Recent policy measures by the government to improve the investment climate and boost private consumption and investment will help India to lift economic growth in the next two fiscal years, according to a new report from the Asian Development Bank (ADB). Declining fuel and food prices are also expected to provide an impetus for domestic consumption. Reversing two years of declining growth, India’s gross domestic product (GDP) is projected to rise to 7.2 per cent in fiscal 2019, says ADB’s Asian Development Outlook (ADO) 2019. GDP if further expected to rise to 7.3 per cent in FY20 as reforms to improve the business and investment climate take effect. ADO is ADB’s annual flagship economic publication.

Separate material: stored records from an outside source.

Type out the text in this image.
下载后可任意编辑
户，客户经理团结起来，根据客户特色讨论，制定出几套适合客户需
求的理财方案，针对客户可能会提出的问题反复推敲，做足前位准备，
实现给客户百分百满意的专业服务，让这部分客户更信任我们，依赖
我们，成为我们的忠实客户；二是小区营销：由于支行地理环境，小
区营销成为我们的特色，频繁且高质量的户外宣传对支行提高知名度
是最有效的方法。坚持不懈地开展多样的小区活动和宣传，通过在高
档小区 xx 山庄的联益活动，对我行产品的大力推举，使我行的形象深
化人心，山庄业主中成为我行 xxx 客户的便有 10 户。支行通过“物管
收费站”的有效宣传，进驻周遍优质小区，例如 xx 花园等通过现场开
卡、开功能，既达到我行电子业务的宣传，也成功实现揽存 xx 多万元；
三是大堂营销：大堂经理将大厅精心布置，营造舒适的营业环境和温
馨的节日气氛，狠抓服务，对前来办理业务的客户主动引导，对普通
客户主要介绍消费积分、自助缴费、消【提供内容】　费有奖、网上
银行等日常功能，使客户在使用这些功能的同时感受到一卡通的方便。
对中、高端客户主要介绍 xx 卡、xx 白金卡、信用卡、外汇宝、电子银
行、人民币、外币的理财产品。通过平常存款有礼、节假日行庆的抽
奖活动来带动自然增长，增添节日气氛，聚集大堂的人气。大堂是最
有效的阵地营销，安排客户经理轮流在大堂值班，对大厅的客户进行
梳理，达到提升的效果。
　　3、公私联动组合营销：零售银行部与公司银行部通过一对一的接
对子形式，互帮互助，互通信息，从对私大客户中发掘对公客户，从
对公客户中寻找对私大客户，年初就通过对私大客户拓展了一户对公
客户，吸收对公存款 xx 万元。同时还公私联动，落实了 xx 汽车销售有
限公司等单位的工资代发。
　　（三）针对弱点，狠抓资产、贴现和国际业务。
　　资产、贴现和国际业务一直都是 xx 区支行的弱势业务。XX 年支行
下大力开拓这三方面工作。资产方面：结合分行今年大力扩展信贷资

“India will remain one of the fastestgrowing major economies in the world this year given strong household spending and corporate fundamentals,” said ADB Chief Economist Yasuyuki Sawada. “India has a golden opportunity to cement recent economic gains by becoming more integrated in global value chains. The country’s young workforce, an improving business climate, and a renewed focus on export expansion all support this.”
ADO 2019 mentions that income support to farmers, hikes in procurement prices for food grains, and tax relief to tax payers earning less than Rs. 5,00,000 will boost household income. “Downside risks to growth include a higher-than-expected moderation in global demand and a potential escalation of trade tensions. Lower-than-targeted tax revenues or a delay in strengthening bank and corporate balance sheets could also undermine economic expansion,” the ADB report said.
The ADB expects India’s current account deficit to widen a bit to 2.4 per cent of GDP in FY19 and 2.5 per cent of GDP in FY20. “The deficit is expected to be financed comfortably by capital flows, given that India has emerged as an attractive destination for foreign investment,” the report adds.